Thread: difference when using 'distinct on'
Howdy:
Can someone tell what the difference (and why
you would use it) is between the following:
[snip]
select distinct on (col_1, col_2),
col_1,
col_2,
col_3
from t_table
--
select distinct
col_1,
col_2,
col_3
from t_table
[/snip]
In the first example, is it just getting
the unique rows for the first two columns?
Thanks!
-X
On Fri, Sep 12, 2003 at 09:29:39 -0400, "Johnson, Shaunn" <SJohnson6@bcbsm.com> wrote: > > In the first example, is it just getting > the unique rows for the first two columns? Yes. Normally you would use distinct on in combination with an order by so that you get the particular unique row you are interested in. For example if col1 and col2 were an event type and col3 was a timestamp for the event, you could use distinct on to get the earliest or latest timestamp for each event type.

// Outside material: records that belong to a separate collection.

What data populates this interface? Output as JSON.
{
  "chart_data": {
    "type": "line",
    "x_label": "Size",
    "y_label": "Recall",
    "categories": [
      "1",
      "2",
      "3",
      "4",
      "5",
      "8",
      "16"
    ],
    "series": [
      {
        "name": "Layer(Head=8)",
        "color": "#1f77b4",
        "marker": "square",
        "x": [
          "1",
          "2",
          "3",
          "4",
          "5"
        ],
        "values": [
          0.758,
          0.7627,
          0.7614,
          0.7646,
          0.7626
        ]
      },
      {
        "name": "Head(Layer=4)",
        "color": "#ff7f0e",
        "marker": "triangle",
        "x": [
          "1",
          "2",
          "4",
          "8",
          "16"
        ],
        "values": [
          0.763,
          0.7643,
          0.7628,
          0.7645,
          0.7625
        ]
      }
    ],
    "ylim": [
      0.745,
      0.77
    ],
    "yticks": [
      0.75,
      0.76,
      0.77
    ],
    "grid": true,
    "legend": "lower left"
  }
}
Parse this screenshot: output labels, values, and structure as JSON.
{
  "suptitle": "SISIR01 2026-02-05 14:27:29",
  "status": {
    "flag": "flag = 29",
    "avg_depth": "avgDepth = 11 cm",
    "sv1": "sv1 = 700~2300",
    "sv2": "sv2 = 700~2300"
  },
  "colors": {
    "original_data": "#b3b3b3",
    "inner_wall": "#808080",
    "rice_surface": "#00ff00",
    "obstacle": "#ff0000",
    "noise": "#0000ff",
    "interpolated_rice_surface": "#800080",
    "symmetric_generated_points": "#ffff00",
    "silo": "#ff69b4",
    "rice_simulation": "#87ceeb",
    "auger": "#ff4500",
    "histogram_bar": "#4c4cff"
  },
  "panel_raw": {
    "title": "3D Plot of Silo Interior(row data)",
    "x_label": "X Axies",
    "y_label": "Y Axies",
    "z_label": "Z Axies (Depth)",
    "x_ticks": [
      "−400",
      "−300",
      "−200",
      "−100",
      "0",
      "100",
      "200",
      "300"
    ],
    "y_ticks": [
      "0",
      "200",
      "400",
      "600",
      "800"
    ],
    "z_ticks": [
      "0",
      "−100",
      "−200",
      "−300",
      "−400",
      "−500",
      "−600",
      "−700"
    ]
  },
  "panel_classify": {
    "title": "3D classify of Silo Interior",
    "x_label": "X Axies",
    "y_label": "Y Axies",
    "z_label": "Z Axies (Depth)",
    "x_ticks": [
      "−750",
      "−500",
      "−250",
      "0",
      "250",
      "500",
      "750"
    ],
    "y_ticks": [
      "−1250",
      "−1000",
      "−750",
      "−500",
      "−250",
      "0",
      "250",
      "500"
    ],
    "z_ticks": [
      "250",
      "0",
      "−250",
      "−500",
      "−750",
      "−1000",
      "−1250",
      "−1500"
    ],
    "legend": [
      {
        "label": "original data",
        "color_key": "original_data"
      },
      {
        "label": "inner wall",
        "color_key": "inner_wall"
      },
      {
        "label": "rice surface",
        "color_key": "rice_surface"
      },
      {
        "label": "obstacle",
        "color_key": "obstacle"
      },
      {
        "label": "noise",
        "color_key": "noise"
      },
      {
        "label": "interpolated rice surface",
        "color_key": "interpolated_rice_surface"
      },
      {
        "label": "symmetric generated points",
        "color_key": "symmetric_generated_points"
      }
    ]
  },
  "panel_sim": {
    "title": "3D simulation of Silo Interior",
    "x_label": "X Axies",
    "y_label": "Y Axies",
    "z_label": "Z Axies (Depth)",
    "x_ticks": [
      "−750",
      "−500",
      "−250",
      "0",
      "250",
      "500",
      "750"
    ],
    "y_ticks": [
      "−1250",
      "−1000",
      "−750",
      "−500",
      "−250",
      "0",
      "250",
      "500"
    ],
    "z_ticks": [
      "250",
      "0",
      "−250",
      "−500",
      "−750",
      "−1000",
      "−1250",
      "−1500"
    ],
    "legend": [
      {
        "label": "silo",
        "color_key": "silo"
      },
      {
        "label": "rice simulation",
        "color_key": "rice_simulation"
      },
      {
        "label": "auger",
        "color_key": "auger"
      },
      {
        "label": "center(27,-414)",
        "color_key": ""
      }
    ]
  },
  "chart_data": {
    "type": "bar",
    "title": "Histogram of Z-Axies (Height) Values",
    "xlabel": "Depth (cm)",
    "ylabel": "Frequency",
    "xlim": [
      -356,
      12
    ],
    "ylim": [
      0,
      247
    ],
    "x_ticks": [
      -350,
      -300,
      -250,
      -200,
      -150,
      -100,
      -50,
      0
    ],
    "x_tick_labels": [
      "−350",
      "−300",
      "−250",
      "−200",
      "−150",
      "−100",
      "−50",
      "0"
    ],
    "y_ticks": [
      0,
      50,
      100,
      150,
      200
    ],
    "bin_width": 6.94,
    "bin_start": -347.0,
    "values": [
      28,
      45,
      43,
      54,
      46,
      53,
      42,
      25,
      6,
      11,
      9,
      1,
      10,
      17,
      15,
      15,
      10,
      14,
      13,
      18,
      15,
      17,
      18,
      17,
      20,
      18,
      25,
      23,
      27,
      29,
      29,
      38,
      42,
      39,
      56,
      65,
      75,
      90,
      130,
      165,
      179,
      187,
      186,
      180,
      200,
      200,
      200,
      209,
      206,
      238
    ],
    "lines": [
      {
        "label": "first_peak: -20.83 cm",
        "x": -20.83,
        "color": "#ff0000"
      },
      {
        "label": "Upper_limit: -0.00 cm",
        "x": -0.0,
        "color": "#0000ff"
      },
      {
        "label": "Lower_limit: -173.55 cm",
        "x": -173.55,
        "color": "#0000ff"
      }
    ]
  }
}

On Fri, 12 Sep 2003, Johnson, Shaunn wrote: > Howdy: > > Can someone tell what the difference (and why > you would use it) is between the following: > > [snip] > select distinct on (col_1, col_2), > col_1, > col_2, > col_3 > from t_table > > -- > > select distinct > col_1, > col_2, > col_3 > from t_table > [/snip] > > In the first example, is it just getting > the unique rows for the first two columns? In the first, for each set of rows that have a distinct col1,col2 value it's taking one of those rows and using its col3 value. It's like group by, but less restrictive since you don't need to use a set function on col_3. In general distinct on in that fashion is most usable when combined with an order by so that you can get a particular row from each set. For example, you might say do something like: select distinct on (col1, col2) col1, col2, col3 from t_table order by col1, col2, col4; In this case you should get the col3 value for each col1,col2 distinct group that corresponds to the row having the lowest col4 value.